Pubblicato da: Categoria: CULTURA

20
NOV
2015
Quando chiesi come mai avessero scelto proprio me per mandare un tecnico nelle Marche, pensavo mi dovessero rispondere con le solite frasi di circostanza: “Abbiamo pensato a lei per la sua indiscussa professionalità, per le sue alte capacità organizzative e operative, ecc..” Invece, con schiettezza disarmante, il direttore commerciale mi rispose che avevano scelto me perché quella trasferta mi avrebbe aiutato a crescere e a fare esperienza e poiché ero giovane e scapolo, non ci sarebbero stati problemi nemmeno con i sindacati.
Così, dopo aver passato le consegne ad una collega che non vedeva l’ora di prendere il mio posto, dopo dieci giorni feci le valige e mi avviai alla volta di Macerata.

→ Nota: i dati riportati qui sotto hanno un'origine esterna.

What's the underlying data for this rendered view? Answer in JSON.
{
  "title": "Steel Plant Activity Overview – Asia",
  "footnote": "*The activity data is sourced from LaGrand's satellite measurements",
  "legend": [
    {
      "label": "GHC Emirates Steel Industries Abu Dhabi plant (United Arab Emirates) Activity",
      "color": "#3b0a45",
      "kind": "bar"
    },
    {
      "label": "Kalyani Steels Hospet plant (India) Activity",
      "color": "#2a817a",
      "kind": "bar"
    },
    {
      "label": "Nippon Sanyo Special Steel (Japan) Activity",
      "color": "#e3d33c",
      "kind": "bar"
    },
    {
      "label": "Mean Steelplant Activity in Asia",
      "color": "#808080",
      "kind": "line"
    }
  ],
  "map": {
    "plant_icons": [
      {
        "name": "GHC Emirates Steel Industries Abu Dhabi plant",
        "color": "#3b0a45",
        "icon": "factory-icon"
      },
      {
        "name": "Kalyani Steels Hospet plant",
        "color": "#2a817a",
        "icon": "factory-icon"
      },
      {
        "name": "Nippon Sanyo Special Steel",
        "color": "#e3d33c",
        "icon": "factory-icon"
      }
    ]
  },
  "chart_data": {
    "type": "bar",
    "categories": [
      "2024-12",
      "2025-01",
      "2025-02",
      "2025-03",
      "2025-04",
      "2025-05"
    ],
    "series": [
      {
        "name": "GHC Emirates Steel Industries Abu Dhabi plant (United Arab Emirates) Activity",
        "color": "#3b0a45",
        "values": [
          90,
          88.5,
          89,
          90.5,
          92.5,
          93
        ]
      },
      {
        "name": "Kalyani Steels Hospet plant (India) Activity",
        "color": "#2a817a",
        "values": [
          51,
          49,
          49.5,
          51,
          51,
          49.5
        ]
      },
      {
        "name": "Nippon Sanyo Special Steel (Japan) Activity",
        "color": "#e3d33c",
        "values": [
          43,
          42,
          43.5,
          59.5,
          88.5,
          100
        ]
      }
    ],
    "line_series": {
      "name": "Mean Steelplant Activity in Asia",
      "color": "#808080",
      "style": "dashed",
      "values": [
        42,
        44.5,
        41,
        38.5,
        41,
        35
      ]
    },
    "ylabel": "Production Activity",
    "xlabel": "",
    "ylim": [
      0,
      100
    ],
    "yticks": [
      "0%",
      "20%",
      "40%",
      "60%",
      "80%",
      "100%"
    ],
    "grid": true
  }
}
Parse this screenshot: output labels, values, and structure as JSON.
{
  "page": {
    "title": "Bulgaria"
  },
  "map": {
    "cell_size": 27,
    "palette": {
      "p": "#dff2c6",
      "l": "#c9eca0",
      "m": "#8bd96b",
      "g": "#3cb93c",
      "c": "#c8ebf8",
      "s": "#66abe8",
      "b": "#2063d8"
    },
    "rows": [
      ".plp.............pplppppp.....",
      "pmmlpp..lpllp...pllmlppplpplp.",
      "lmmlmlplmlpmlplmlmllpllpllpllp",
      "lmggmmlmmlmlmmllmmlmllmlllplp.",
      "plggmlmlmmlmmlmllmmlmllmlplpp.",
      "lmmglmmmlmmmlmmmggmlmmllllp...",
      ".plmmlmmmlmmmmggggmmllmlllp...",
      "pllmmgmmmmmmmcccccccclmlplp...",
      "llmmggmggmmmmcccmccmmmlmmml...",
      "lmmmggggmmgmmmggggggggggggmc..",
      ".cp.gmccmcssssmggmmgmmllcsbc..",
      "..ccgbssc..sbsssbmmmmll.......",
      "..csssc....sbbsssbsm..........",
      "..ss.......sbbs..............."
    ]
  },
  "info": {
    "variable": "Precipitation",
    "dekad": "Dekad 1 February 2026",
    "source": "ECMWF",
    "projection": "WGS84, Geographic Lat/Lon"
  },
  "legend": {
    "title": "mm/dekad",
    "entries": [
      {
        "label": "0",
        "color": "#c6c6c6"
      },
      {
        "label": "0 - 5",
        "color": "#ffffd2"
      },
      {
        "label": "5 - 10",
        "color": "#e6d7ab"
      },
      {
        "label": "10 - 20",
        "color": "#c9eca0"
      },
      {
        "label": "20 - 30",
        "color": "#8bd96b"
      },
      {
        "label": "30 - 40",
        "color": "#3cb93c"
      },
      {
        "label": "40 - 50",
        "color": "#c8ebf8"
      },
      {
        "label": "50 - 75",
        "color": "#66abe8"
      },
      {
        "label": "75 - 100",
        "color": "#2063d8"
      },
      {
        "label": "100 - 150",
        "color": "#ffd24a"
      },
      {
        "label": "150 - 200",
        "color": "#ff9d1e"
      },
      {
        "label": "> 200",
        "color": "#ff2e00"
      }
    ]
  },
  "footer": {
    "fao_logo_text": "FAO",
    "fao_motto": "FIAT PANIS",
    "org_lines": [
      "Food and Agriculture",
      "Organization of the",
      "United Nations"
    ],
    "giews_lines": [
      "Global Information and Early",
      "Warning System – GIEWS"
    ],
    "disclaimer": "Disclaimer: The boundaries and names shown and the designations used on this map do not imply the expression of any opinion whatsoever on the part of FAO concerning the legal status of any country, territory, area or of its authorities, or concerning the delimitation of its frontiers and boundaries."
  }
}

Contattate delle agenzie immobiliari, alla fine trovai un appartamento sulla strada per Tolentino. Era in una villetta un po’ decadente, immersa nella vegetazione tanto che la prima volta che ci andai ebbi qualche difficoltà per trovarla. La proprietaria, la signora Sabina, mi informò che lei abitava al piano terra e che l’appartamento che mi interessava era quello del primo piano. 

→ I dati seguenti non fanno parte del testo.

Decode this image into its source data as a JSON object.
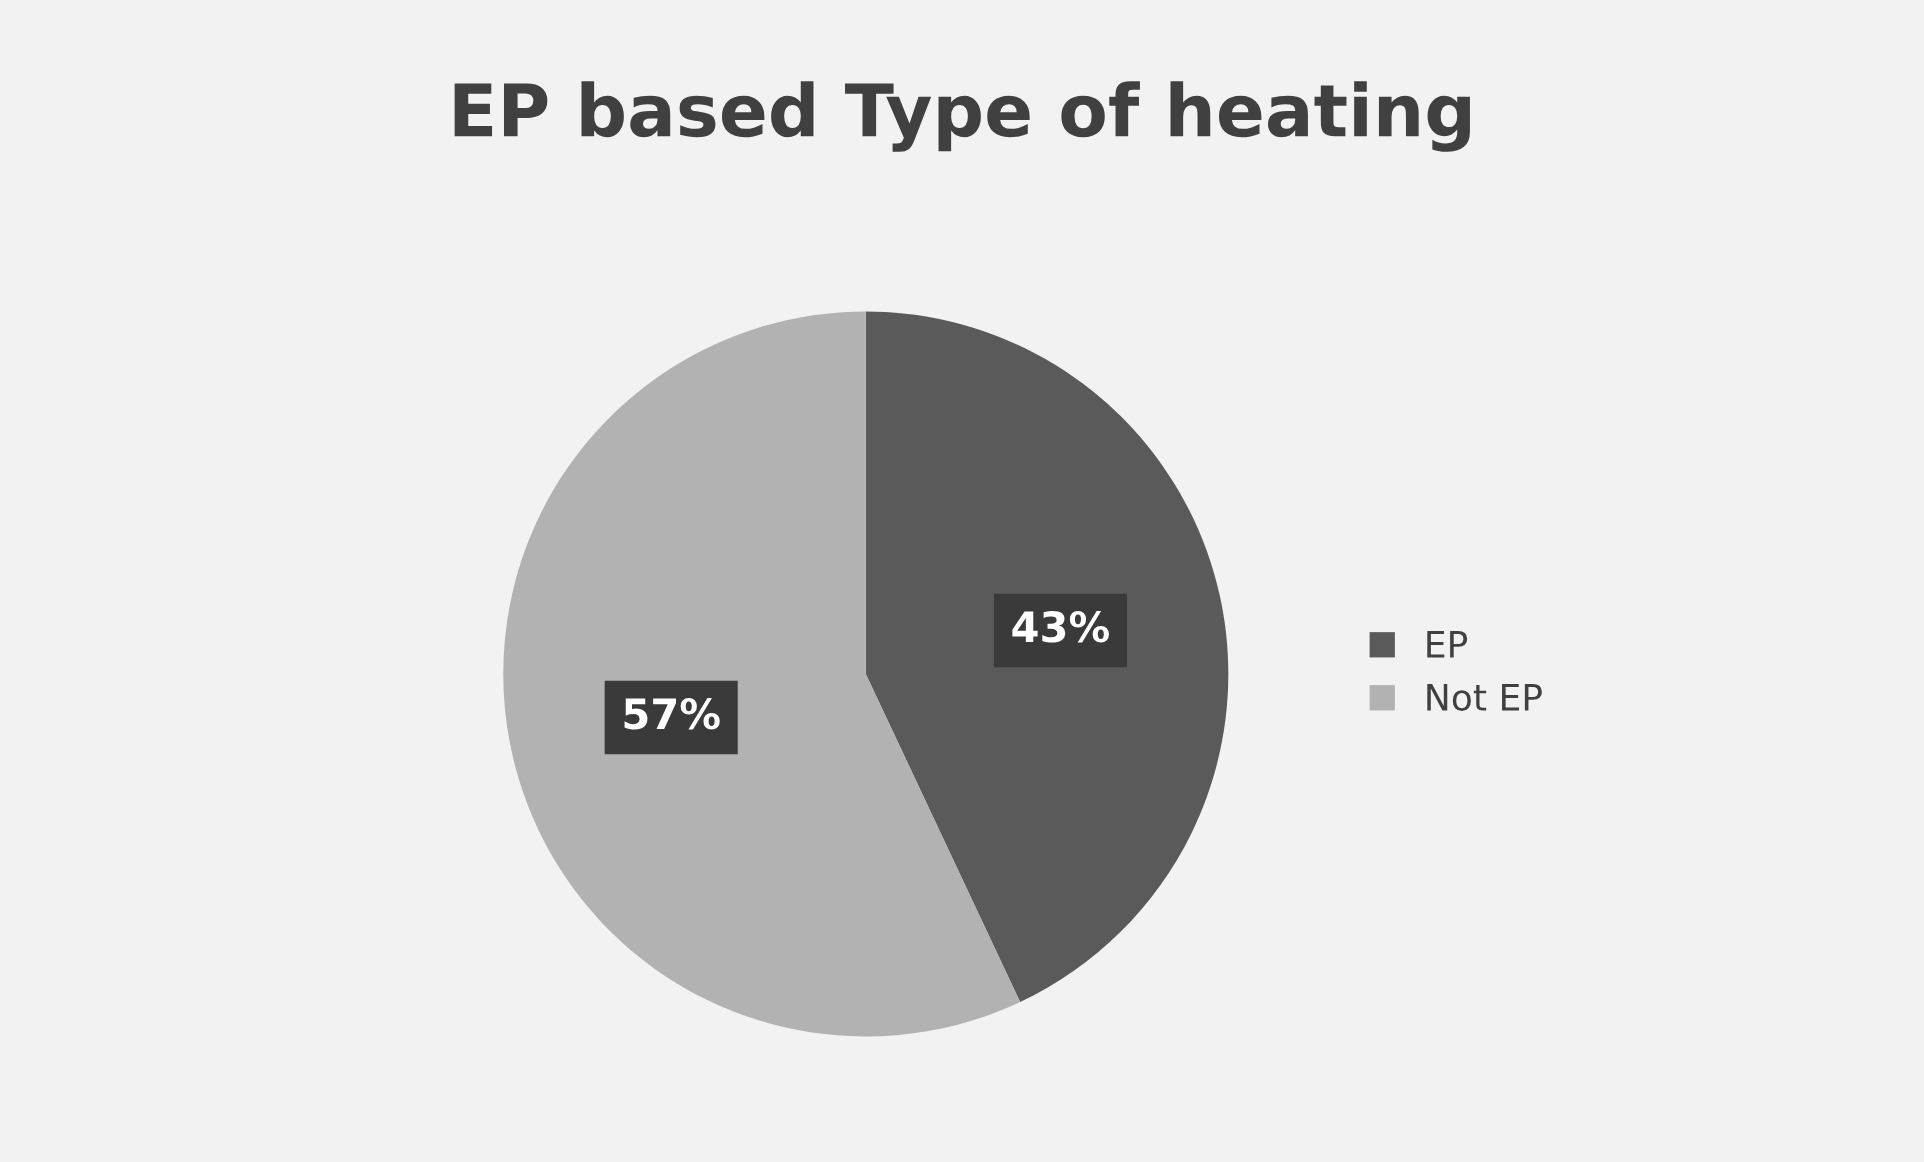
{
  "chart_data": {
    "type": "pie",
    "title": "EP based Type of heating",
    "categories": [
      "EP",
      "Not EP"
    ],
    "values": [
      43,
      57
    ],
    "colors": [
      "#5a5a5a",
      "#b2b2b2"
    ],
    "value_labels": [
      "43%",
      "57%"
    ],
    "legend": "right"
  }
}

Per le mie esigenze la casa era perfetta, forse troppo grande, ma ci mettemmo d’accordo. Grande come il suo, l’appartamento era ammobiliato, ma lei non l’aveva mai voluto affittare a famiglie o a più persone perché, aggiunse, da quando era rimasta vedova, cercava solo tranquillità e non avrebbe sopportato sentire sulla testa scalpiccio di tacchi o piagnistei di bambini.
Se mi fossi interessato per far fare un po’ di pulizia in giardino, aggiunse la padrona di casa, avrei anche potuto parcheggiare la macchina all’interno del giardino, sotto la tettoia, la quale, come mi fece notare, era però invasa da erbacce e dall’edera che si stava avviluppando ovunque trovasse da arrampicarsi.
Quando le dissi che ero nato in campagna e che mi avrebbe fatto piacere farlo personalmente, la signora Sabina, quasi non credendo alle sue orecchie, mi portò in cantina per farmi vedere gli attrezzi che da 4 anni giacevano inutilizzati: cesoie, scale, decespugliatore e anche l’occorrente per annaffiare il giardino e, se volevo, anche l’orto sul retro della casa. Mi impegnai a fare quel lavoro nei fine settimana e così il sabato successivo in tuta, casco e guanti, cominciai a ripulire il vialetto d’ingresso e a ridimensionare le siepi che erano cresciute a dismisura oltre il muretto di recinzione e che impedivano l’accesso con la macchina.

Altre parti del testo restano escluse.